Jason tested the floorboards before motioning for her to come inside.
As Olive and Jason stepped through the warped wooden doors, escaping the driving rain, they were immediately hit by the musty smell of rotting wood mixed with something sharper—the metallic tang of rusted metal and the sour odor of standing water that had pooled and stagnated in hidden corners.
Their flashlight beams revealed a space that had once been sacred but now felt haunted by neglect. The wooden pews sat in crooked rows, some collapsed entirely, their boards warped and split from years of moisture and temperature fluctuations. Hymnals lay scattered across the floor, their pages swollen and illegible, creating a carpet of molding paper that released the sweet, cloying smell of decomposition with each step.
The altar area was partially collapsed, the wooden platform tilted at a dangerous angle where the floor joists beneath had rotted through. Behind it, stained glass windows that had once depicted biblical scenes were now broken puzzles, with colored glass fragments scattered across the floor like discarded jewels.

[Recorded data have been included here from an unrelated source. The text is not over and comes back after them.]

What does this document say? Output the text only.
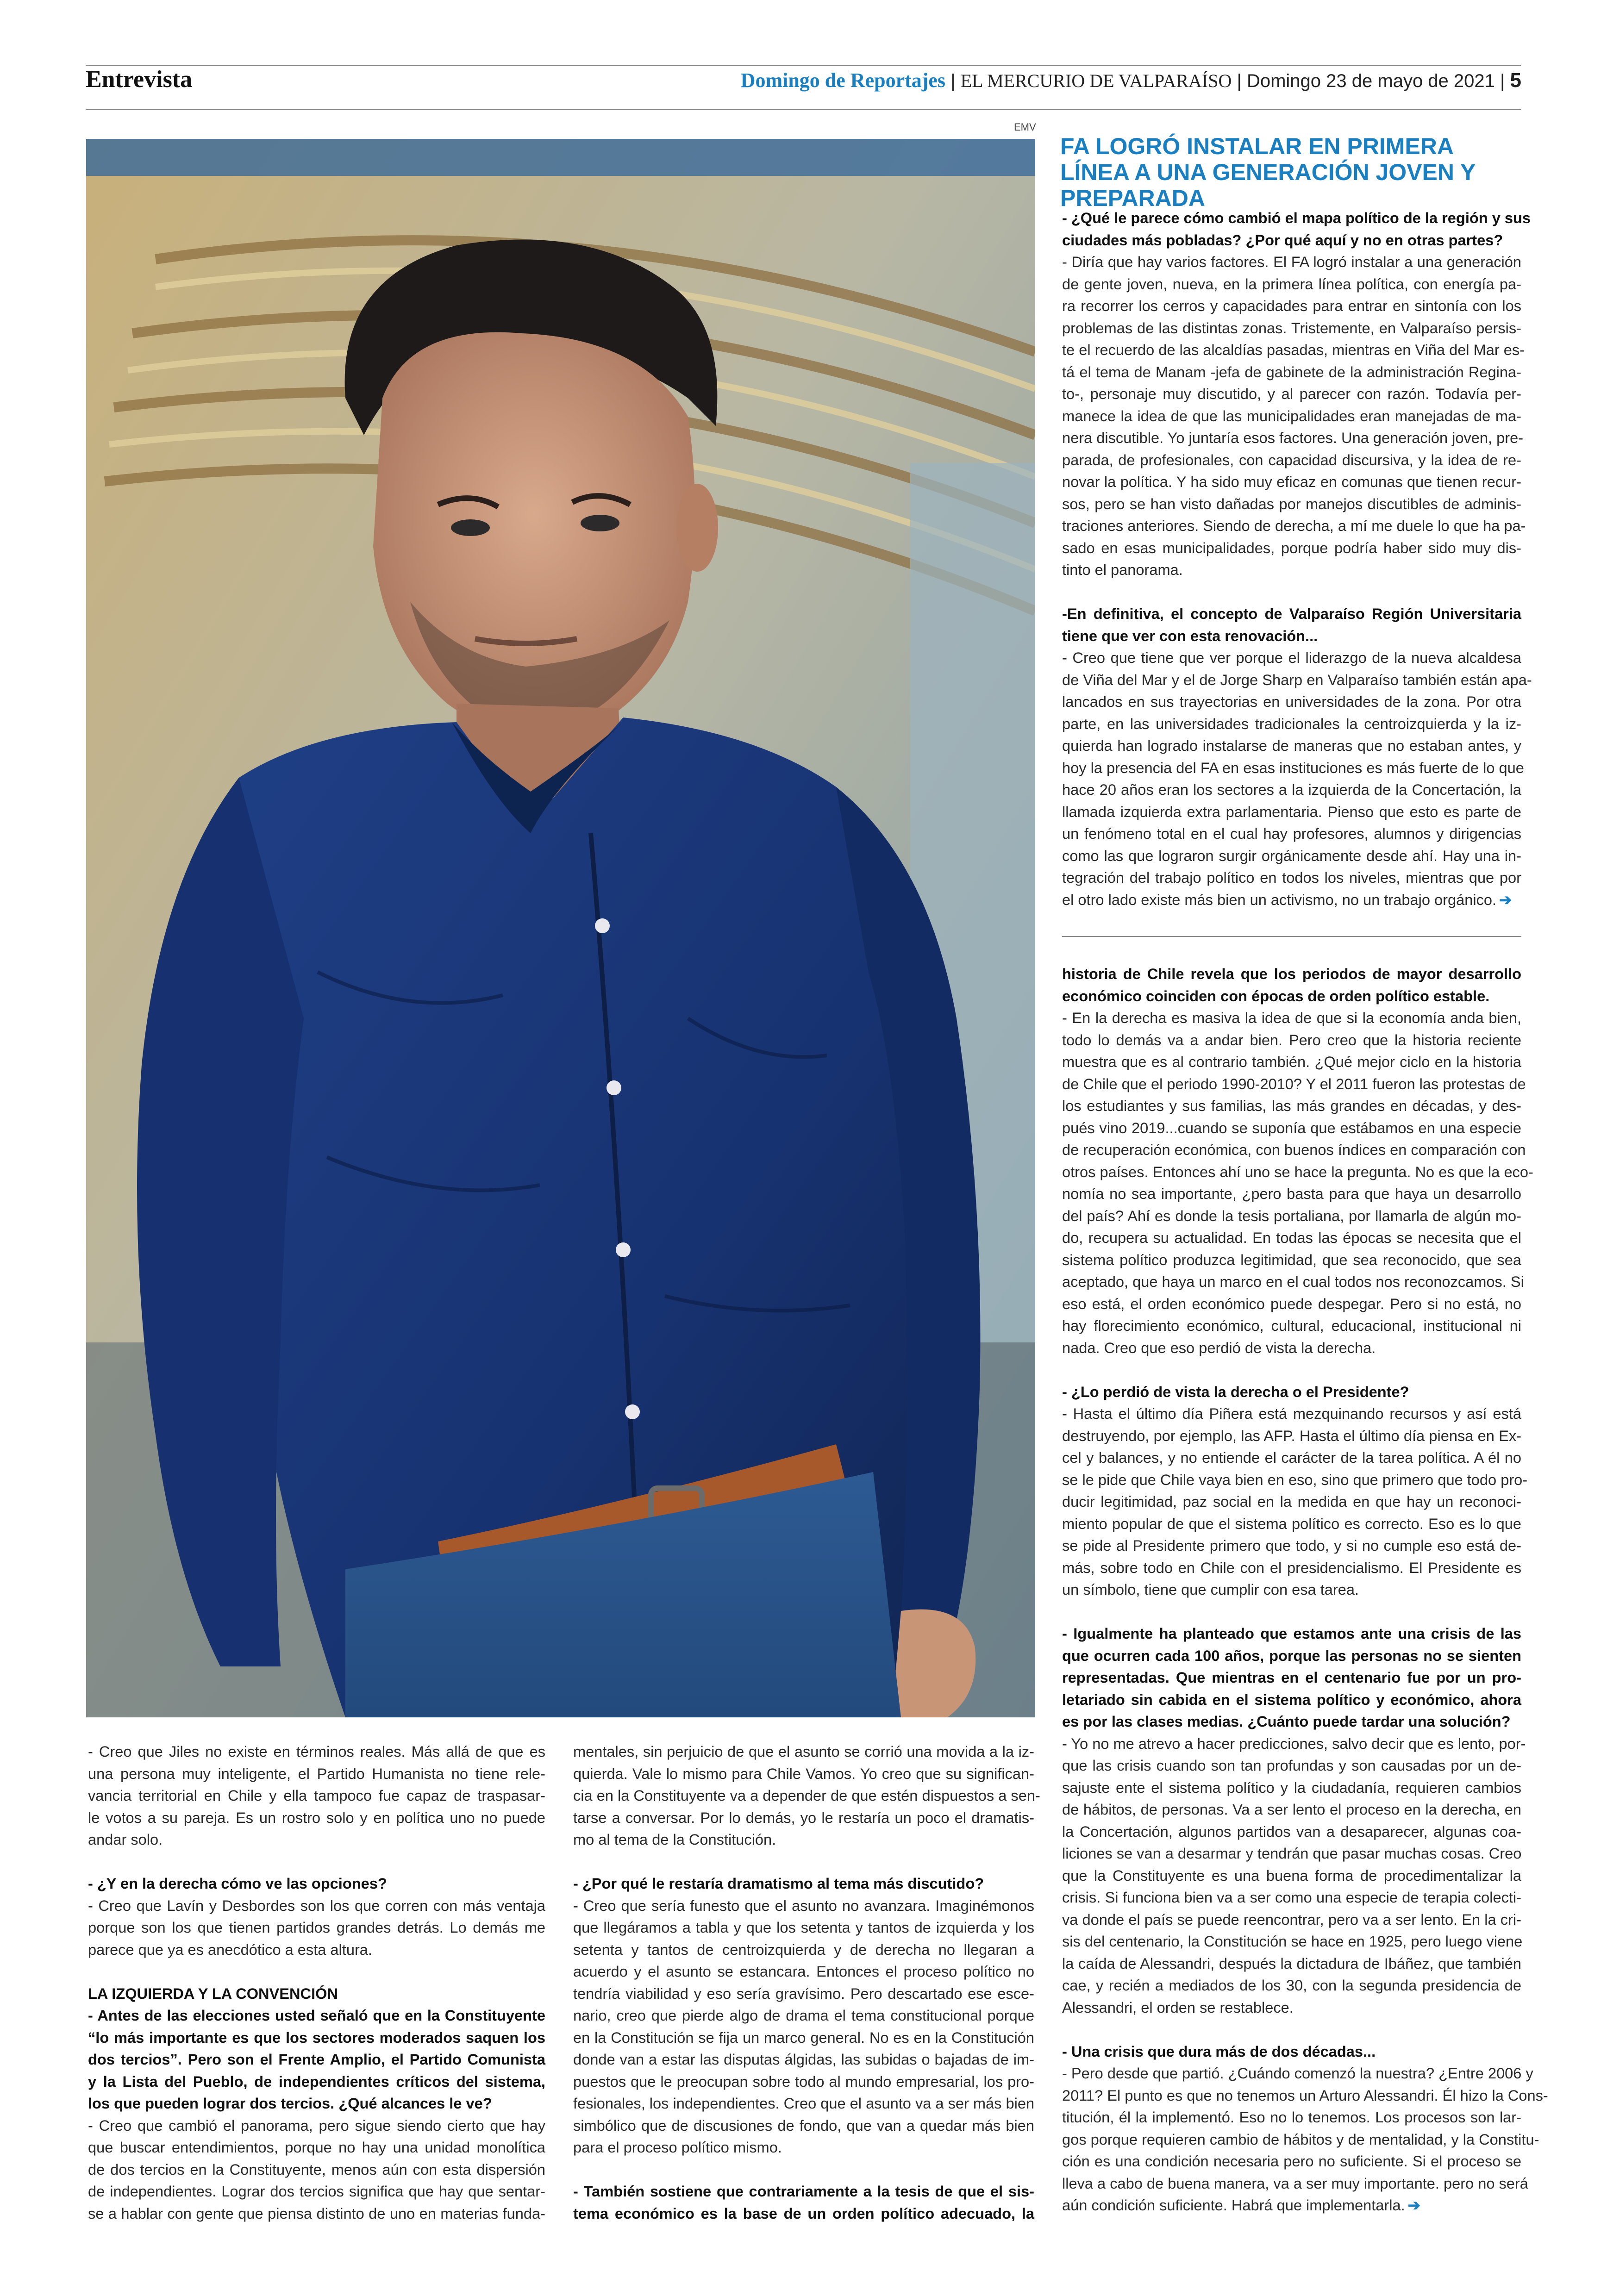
Entrevista	Domingo de Reportajes | EL MERCURIO DE VALPARAÍSO | Domingo 23 de mayo de 2021 | 5
EMV
FA LOGRÓ INSTALAR EN PRIMERA LÍNEA A UNA GENERACIÓN JOVEN Y PREPARADA

- ¿Qué le parece cómo cambió el mapa político de la región y sus

ciudades más pobladas? ¿Por qué aquí y no en otras partes?

- Diría que hay varios factores. El FA logró instalar a una generación

de gente joven, nueva, en la primera línea política, con energía pa-

ra recorrer los cerros y capacidades para entrar en sintonía con los

problemas de las distintas zonas. Tristemente, en Valparaíso persis-

te el recuerdo de las alcaldías pasadas, mientras en Viña del Mar es-

tá el tema de Manam -jefa de gabinete de la administración Regina-

to-, personaje muy discutido, y al parecer con razón. Todavía per-

manece la idea de que las municipalidades eran manejadas de ma-

nera discutible. Yo juntaría esos factores. Una generación joven, pre-

parada, de profesionales, con capacidad discursiva, y la idea de re-

novar la política. Y ha sido muy eficaz en comunas que tienen recur-

sos, pero se han visto dañadas por manejos discutibles de adminis-

traciones anteriores. Siendo de derecha, a mí me duele lo que ha pa-

sado en esas municipalidades, porque podría haber sido muy dis-

tinto el panorama.

-En definitiva, el concepto de Valparaíso Región Universitaria

tiene que ver con esta renovación...

- Creo que tiene que ver porque el liderazgo de la nueva alcaldesa

de Viña del Mar y el de Jorge Sharp en Valparaíso también están apa-

lancados en sus trayectorias en universidades de la zona. Por otra

parte, en las universidades tradicionales la centroizquierda y la iz-

quierda han logrado instalarse de maneras que no estaban antes, y

hoy la presencia del FA en esas instituciones es más fuerte de lo que

hace 20 años eran los sectores a la izquierda de la Concertación, la

llamada izquierda extra parlamentaria. Pienso que esto es parte de

un fenómeno total en el cual hay profesores, alumnos y dirigencias

como las que lograron surgir orgánicamente desde ahí. Hay una in-

tegración del trabajo político en todos los niveles, mientras que por

el otro lado existe más bien un activismo, no un trabajo orgánico. ➔

historia de Chile revela que los periodos de mayor desarrollo

económico coinciden con épocas de orden político estable.

- En la derecha es masiva la idea de que si la economía anda bien,

todo lo demás va a andar bien. Pero creo que la historia reciente

muestra que es al contrario también. ¿Qué mejor ciclo en la historia

de Chile que el periodo 1990-2010? Y el 2011 fueron las protestas de

los estudiantes y sus familias, las más grandes en décadas, y des-

pués vino 2019...cuando se suponía que estábamos en una especie

de recuperación económica, con buenos índices en comparación con

otros países. Entonces ahí uno se hace la pregunta. No es que la eco-

nomía no sea importante, ¿pero basta para que haya un desarrollo

del país? Ahí es donde la tesis portaliana, por llamarla de algún mo-

do, recupera su actualidad. En todas las épocas se necesita que el

sistema político produzca legitimidad, que sea reconocido, que sea

aceptado, que haya un marco en el cual todos nos reconozcamos. Si

eso está, el orden económico puede despegar. Pero si no está, no

hay florecimiento económico, cultural, educacional, institucional ni

nada. Creo que eso perdió de vista la derecha.

- ¿Lo perdió de vista la derecha o el Presidente?

- Hasta el último día Piñera está mezquinando recursos y así está

destruyendo, por ejemplo, las AFP. Hasta el último día piensa en Ex-

cel y balances, y no entiende el carácter de la tarea política. A él no

se le pide que Chile vaya bien en eso, sino que primero que todo pro-

ducir legitimidad, paz social en la medida en que hay un reconoci-

miento popular de que el sistema político es correcto. Eso es lo que

se pide al Presidente primero que todo, y si no cumple eso está de-

más, sobre todo en Chile con el presidencialismo. El Presidente es

un símbolo, tiene que cumplir con esa tarea.

- Igualmente ha planteado que estamos ante una crisis de las

que ocurren cada 100 años, porque las personas no se sienten

representadas. Que mientras en el centenario fue por un pro-

letariado sin cabida en el sistema político y económico, ahora

es por las clases medias. ¿Cuánto puede tardar una solución?

- Yo no me atrevo a hacer predicciones, salvo decir que es lento, por-

que las crisis cuando son tan profundas y son causadas por un de-

sajuste ente el sistema político y la ciudadanía, requieren cambios

de hábitos, de personas. Va a ser lento el proceso en la derecha, en

la Concertación, algunos partidos van a desaparecer, algunas coa-

liciones se van a desarmar y tendrán que pasar muchas cosas. Creo

que la Constituyente es una buena forma de procedimentalizar la

crisis. Si funciona bien va a ser como una especie de terapia colecti-

va donde el país se puede reencontrar, pero va a ser lento. En la cri-

sis del centenario, la Constitución se hace en 1925, pero luego viene

la caída de Alessandri, después la dictadura de Ibáñez, que también

cae, y recién a mediados de los 30, con la segunda presidencia de

Alessandri, el orden se restablece.

- Una crisis que dura más de dos décadas...

- Pero desde que partió. ¿Cuándo comenzó la nuestra? ¿Entre 2006 y

2011? El punto es que no tenemos un Arturo Alessandri. Él hizo la Cons-

titución, él la implementó. Eso no lo tenemos. Los procesos son lar-

gos porque requieren cambio de hábitos y de mentalidad, y la Constitu-

ción es una condición necesaria pero no suficiente. Si el proceso se

lleva a cabo de buena manera, va a ser muy importante. pero no será

aún condición suficiente. Habrá que implementarla. ➔

- Creo que Jiles no existe en términos reales. Más allá de que es

una persona muy inteligente, el Partido Humanista no tiene rele-

vancia territorial en Chile y ella tampoco fue capaz de traspasar-

le votos a su pareja. Es un rostro solo y en política uno no puede

andar solo.

- ¿Y en la derecha cómo ve las opciones?

- Creo que Lavín y Desbordes son los que corren con más ventaja

porque son los que tienen partidos grandes detrás. Lo demás me

parece que ya es anecdótico a esta altura.

LA IZQUIERDA Y LA CONVENCIÓN

- Antes de las elecciones usted señaló que en la Constituyente

“lo más importante es que los sectores moderados saquen los

dos tercios”. Pero son el Frente Amplio, el Partido Comunista

y la Lista del Pueblo, de independientes críticos del sistema,

los que pueden lograr dos tercios. ¿Qué alcances le ve?

- Creo que cambió el panorama, pero sigue siendo cierto que hay

que buscar entendimientos, porque no hay una unidad monolítica

de dos tercios en la Constituyente, menos aún con esta dispersión

de independientes. Lograr dos tercios significa que hay que sentar-

se a hablar con gente que piensa distinto de uno en materias funda-

mentales, sin perjuicio de que el asunto se corrió una movida a la iz-

quierda. Vale lo mismo para Chile Vamos. Yo creo que su significan-

cia en la Constituyente va a depender de que estén dispuestos a sen-

tarse a conversar. Por lo demás, yo le restaría un poco el dramatis-

mo al tema de la Constitución.

- ¿Por qué le restaría dramatismo al tema más discutido?

- Creo que sería funesto que el asunto no avanzara. Imaginémonos

que llegáramos a tabla y que los setenta y tantos de izquierda y los

setenta y tantos de centroizquierda y de derecha no llegaran a

acuerdo y el asunto se estancara. Entonces el proceso político no

tendría viabilidad y eso sería gravísimo. Pero descartado ese esce-

nario, creo que pierde algo de drama el tema constitucional porque

en la Constitución se fija un marco general. No es en la Constitución

donde van a estar las disputas álgidas, las subidas o bajadas de im-

puestos que le preocupan sobre todo al mundo empresarial, los pro-

fesionales, los independientes. Creo que el asunto va a ser más bien

simbólico que de discusiones de fondo, que van a quedar más bien

para el proceso político mismo.

- También sostiene que contrariamente a la tesis de que el sis-

tema económico es la base de un orden político adecuado, la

Despite the decay, the space offered shelter from the storm raging outside, and they gratefully moved deeper into the ruins to escape the wind and rain that had been soaking them to the bone.
At once, memories from nearly a decade ago hit her.
Memories of her father’s brief stint as a pastor at a small community church in Indiana. It was the place her family had moved after leaving Texas . . . and Jason.
She’d never quite understood why, after all the scams her father had pulled, he’d then decided to go into ministry. He’d never shown any interest in church before. She found the whole thing suspicious.
But she’d been coached by her parents on how to act like a good Christian girl. Every time the church doors had opened, she and her sisters had been there.
Though Olive had been apprehensive at first, she’d come to appreciate the people there and the community.
However, it was while her father served at that church in Indiana that her entire family had been murdered.
Nausea began to roil inside her at the memories.
“This could be worse,” Jason murmured, pulling her from her thoughts.
“Could it?” Olive frowned as she heard something scampering in the distance. A rat?
Jason pulled out some blankets from his pack—blankets that had somehow stayed dry. “At least we won’t freeze.”
“At least,” she murmured.
But this was the first time she’d set foot in church since her family’s murders . . . and she might not survive the ghosts coming back into the light.